Unfortunately, Arang and the Magistrate’s plot tells us that, in the end, it was wrong for all these women to have desired things so deeply. Arang, who is tasked by the Jade Emperor to find the person responsible for leading her to her death, learns that it was herself. According to the show’s logic, it’s Seo Rim’s own fault that she died because she followed Ju Wal to his rendezvous with Moo Yeon and sacrificed herself for him—all because she couldn’t let go of him even after their marriage was cancelled. Not only is her own death Seo Rim and Arang’s fault, so are all the tragic events of the series. At the end of the series, as Arang is dragged to hell, she blames herself for everything, and she’s only spared such a dreadful fate because the heroic male protagonist, Eun Oh, sacrifices himself for her.

Moo Yeon, too, is punished, although her fate is worse than Arang’s: she simply disappears into nothing-ness, unable to feel even the torment of hell. She’s the show’s antagonist, of course, and she commits many terrible deeds throughout the show, but it’s incredibly misogynistic that her fault lies in wanting things. Whether villainous or not, fictional narratives often frame women as weak-willed and lacking because they have desire. Whether it’s love or money or power, women are supposed to be shallow and weak-willed because they want things. Too much desire, Arang and the Magistrate warns, is bad—it can lead you to your death, in Arang’s case, or warp you into an evil and miserable being, like Moo Yeon.

Nothing exemplifies the show’s message more than the moment when Lady Seo, Eun Oh’s mother and another female character I really liked, says on her deathbed that it would have been better to live as a slave than to seek revenge against the man who conspired to have her entire family murdered. Then, at least, she would have had her son by her side. Lady Seo wanted something as unfeminine as revenge, and as a result she lost what the show considers much more important to a woman: love and a family.

In fact, Eun Oh, the most privileged character, is the only one who’s allowed to want things without being punished. He’s a man and a noble by birth even if he’s illegitimate, and he’s never known want other than missing his mother. Of course his desires aren’t considered bad like Arang’s and Moo Yeon’s and Lady Seo’s: he already has more advantages and comforts than any of them. His desires don’t rock the status quo.
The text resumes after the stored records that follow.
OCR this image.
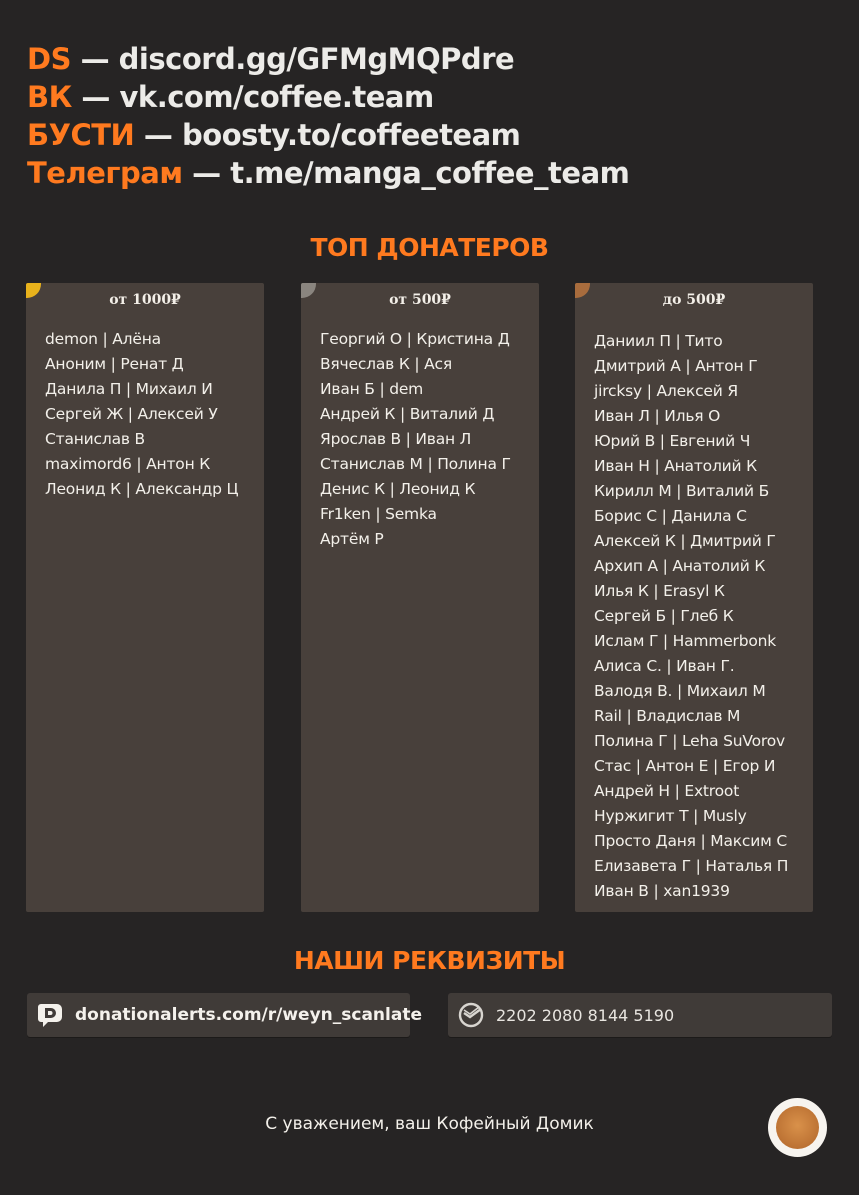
DS — discord.gg/GFMgMQPdre
ВК — vk.com/coffee.team
БУСТИ — boosty.to/coffeeteam
Телеграм — t.me/manga_coffee_team
ТОП ДОНАТЕРОВ
от 1000₽
demon | Алёна
Аноним | Ренат Д
Данила П | Михаил И
Сергей Ж | Алексей У
Станислав В
maximord6 | Антон К
Леонид К | Александр Ц
от 500₽
Георгий О | Кристина Д
Вячеслав К | Ася
Иван Б | dem
Андрей К | Виталий Д
Ярослав В | Иван Л
Станислав М | Полина Г
Денис К | Леонид К
Fr1ken | Semka
Артём Р
до 500₽
Даниил П | Тито
Дмитрий А | Антон Г
jircksy | Алексей Я
Иван Л | Илья О
Юрий В | Евгений Ч
Иван Н | Анатолий К
Кирилл М | Виталий Б
Борис С | Данила С
Алексей К | Дмитрий Г
Архип А | Анатолий К
Илья К | Erasyl К
Сергей Б | Глеб К
Ислам Г | Hammerbonk
Алиса С. | Иван Г.
Валодя В. | Михаил М
Rail | Владислав М
Полина Г | Leha SuVorov
Стас | Антон Е | Егор И
Андрей Н | Extroot
Нуржигит Т | Musly
Просто Даня | Максим С
Елизавета Г | Наталья П
Иван В | xan1939
НАШИ РЕКВИЗИТЫ
donationalerts.com/r/weyn_scanlate	2202 2080 8144 5190
С уважением, ваш Кофейный Домик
If I had to write several more essays about Arang and the Magistrate, I could, because there’s so much to unpack in it. For now, I’ll end by saying that it’s a fun and heartwarming show for at least the first half, but that its misogynistically moralizing ending casts an unappealing shadow over the whole thing. I also want to warn for suicide and incest. The latter isn’t a prominent plot point and neither thing is graphic, but they’re still very uncomfortable. Your mileage may vary, of course, but for me, Arang and the Magistrate was all the more disappointing for its initial promise.